Secondly he says "Public figures were known largely by their written words, for example, not by their looks or even their oratory. It is quite likely that most of the first fifteen presidents of the United States would not have been recognizable had they passed by the average citizen in the street... To think about these men was to think about what they had written, to judge them by their public positions, their arguments, their knowledge. Think of Richard Nixon or Jimmy Carter or Billy Graham or Albert Einstein what will likely come to your mind is an image, a picture of a face. Of words, almost nothing will come to mind. This is the difference between thinking in a word-centered culture and thinking in an image-centered culture."

Thirdly, he says in our move away from a print-based epistemology to an image-based epistemology much has been lost: "Under the governance of the printing press, discourse in America was generally coherent, serious and rational; but under the governance of television, it has become shriveled and absurd.... This shift in epistemology has had grave consequences for public life; we are getting sillier by the minute."

Postman believed that this leads to a kind of
cultural death: "When a population becomes distracted by trivia, when cultural life is redefined as a perpetual round of entertainments, when serious public conversation becomes a form of baby-talk, when a people become an audience, then a nation finds itself at risk; culture-death is a clear possibility."

Fourthly, he makes a suggestion about political commercials: "I am particularly fond of John Lindsay's suggestions that political commercials be banned from television as we now ban cigarette and liquor commercials. I would gladly testify before the Federal Communications Commission as to the manifold merits of this excellent idea. To those who would say such a ban is a clear violation of the First Amendment I would offer a compromise: Require all political commercials to be preceded by a short statement to the effect that common sense has determined that watching political commercials is hazardous to the intellectual health of the community...Television serves us most usefully when presenting junk-entertainment; it serves us most ill when it co-opts serious modes of discourse--new, politics, science, education, religion--and turns them into entertainments packages. We would all be better off if television got worse not better. "The A-Team" and "Cheers" are no threat to our public health. "60 Minutes," "Eye-Witness News" and "Sesame Street" are."

The reality is that we are an image-driven culture at every level -- the question is: has this helped us or hurt us in regard to the most important parts of our civilization?

2 comments:

Unknown said...

In politics, they spend hundreds of millions on TV adds, image consultants, writers, stylists and PR experts to get their message accross.

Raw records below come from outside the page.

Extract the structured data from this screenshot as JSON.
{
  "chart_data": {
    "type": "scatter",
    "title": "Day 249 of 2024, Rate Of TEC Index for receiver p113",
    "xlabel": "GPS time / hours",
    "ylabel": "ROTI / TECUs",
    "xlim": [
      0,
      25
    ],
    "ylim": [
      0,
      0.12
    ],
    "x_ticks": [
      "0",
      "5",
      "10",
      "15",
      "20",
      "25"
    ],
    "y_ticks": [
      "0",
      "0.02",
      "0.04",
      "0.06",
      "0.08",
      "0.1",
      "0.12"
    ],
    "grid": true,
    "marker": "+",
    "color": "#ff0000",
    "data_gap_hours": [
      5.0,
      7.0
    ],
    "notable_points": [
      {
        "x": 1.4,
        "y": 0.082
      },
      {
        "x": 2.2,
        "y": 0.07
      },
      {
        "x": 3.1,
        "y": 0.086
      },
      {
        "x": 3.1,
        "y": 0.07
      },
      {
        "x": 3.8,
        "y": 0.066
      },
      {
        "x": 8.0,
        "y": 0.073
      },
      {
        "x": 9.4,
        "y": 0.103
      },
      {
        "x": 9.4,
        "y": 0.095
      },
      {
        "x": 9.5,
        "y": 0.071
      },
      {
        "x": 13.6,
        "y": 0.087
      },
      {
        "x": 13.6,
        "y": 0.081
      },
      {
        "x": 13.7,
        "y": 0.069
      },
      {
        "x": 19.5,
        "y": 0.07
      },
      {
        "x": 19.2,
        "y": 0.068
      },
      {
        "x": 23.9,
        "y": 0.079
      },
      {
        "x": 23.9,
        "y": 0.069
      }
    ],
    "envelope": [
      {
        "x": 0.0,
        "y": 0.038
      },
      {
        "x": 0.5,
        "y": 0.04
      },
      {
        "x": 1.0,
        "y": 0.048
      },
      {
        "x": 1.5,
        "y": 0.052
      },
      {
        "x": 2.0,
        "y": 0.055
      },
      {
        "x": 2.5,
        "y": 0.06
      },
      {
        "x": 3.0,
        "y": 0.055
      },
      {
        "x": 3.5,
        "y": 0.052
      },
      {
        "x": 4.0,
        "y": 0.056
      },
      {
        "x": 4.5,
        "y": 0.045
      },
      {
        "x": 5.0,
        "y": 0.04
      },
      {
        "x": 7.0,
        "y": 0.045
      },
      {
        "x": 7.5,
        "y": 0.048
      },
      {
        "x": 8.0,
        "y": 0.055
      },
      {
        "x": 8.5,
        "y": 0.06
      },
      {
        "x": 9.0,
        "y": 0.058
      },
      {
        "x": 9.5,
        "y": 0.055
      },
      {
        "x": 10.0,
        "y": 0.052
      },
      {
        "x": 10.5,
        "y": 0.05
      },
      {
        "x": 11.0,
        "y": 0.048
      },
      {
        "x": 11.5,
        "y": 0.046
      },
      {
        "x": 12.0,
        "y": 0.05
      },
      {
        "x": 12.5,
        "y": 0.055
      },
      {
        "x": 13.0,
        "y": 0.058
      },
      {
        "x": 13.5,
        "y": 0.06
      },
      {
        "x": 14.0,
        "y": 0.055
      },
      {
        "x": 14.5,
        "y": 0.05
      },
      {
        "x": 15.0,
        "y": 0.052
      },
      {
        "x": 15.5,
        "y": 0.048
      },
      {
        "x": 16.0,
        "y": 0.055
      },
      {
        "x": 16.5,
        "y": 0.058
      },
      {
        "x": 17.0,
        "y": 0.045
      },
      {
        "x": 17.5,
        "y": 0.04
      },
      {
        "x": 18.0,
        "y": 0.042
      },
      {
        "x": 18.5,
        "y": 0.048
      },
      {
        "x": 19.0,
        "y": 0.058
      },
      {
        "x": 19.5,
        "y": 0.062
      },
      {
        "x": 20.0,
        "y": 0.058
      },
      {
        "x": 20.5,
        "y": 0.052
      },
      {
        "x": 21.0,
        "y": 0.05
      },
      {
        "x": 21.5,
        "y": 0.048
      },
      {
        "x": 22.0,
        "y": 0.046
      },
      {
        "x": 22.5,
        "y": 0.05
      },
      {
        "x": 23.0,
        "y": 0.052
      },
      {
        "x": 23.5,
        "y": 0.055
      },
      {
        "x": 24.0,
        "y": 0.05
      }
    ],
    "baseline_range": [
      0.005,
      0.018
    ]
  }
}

If it is true that we are living in an image-driven culture, how does the Church reach such a culture? How has or how should it change? Or does it need to change? or should it not engage culture at a level that it believes is not beneficial?

John Goodridge said...

Don't forget Warren Harding 1921-23, consistently ranked as one of the worst presidents in US History, elected largely on physical appearance and at, arguably the apex of the print age.

Malcolm Gladwell's 'blink' has a good chapter what he calls the Warren Harding effect - our innate ability to judge someone by a first appearance.

Also the latter half of the 19C produced a litany of pretty forgettable US presidents.

IMHO the media is an easy target, issues such as the rise of decadance, loss of a strong sense of identity, debate over ideology, or mission in the world (does anyone even remember 'city on a hill'? (and I'm not talking about Reagan)) are more salient.

This is not just the problem of the media but a political debate that has converged around the centre, and a philosophical context that rejects ideologies without actually admiting that rejection of ideology may just be an ideology in itself.

The US esp shows deep signs of a civilization in decline and is in desparate need of ideological, philosophical renewal.

Maybe the latest economic crisis will force a debate about 'who we are to become and why' rather than 'how much we can have'.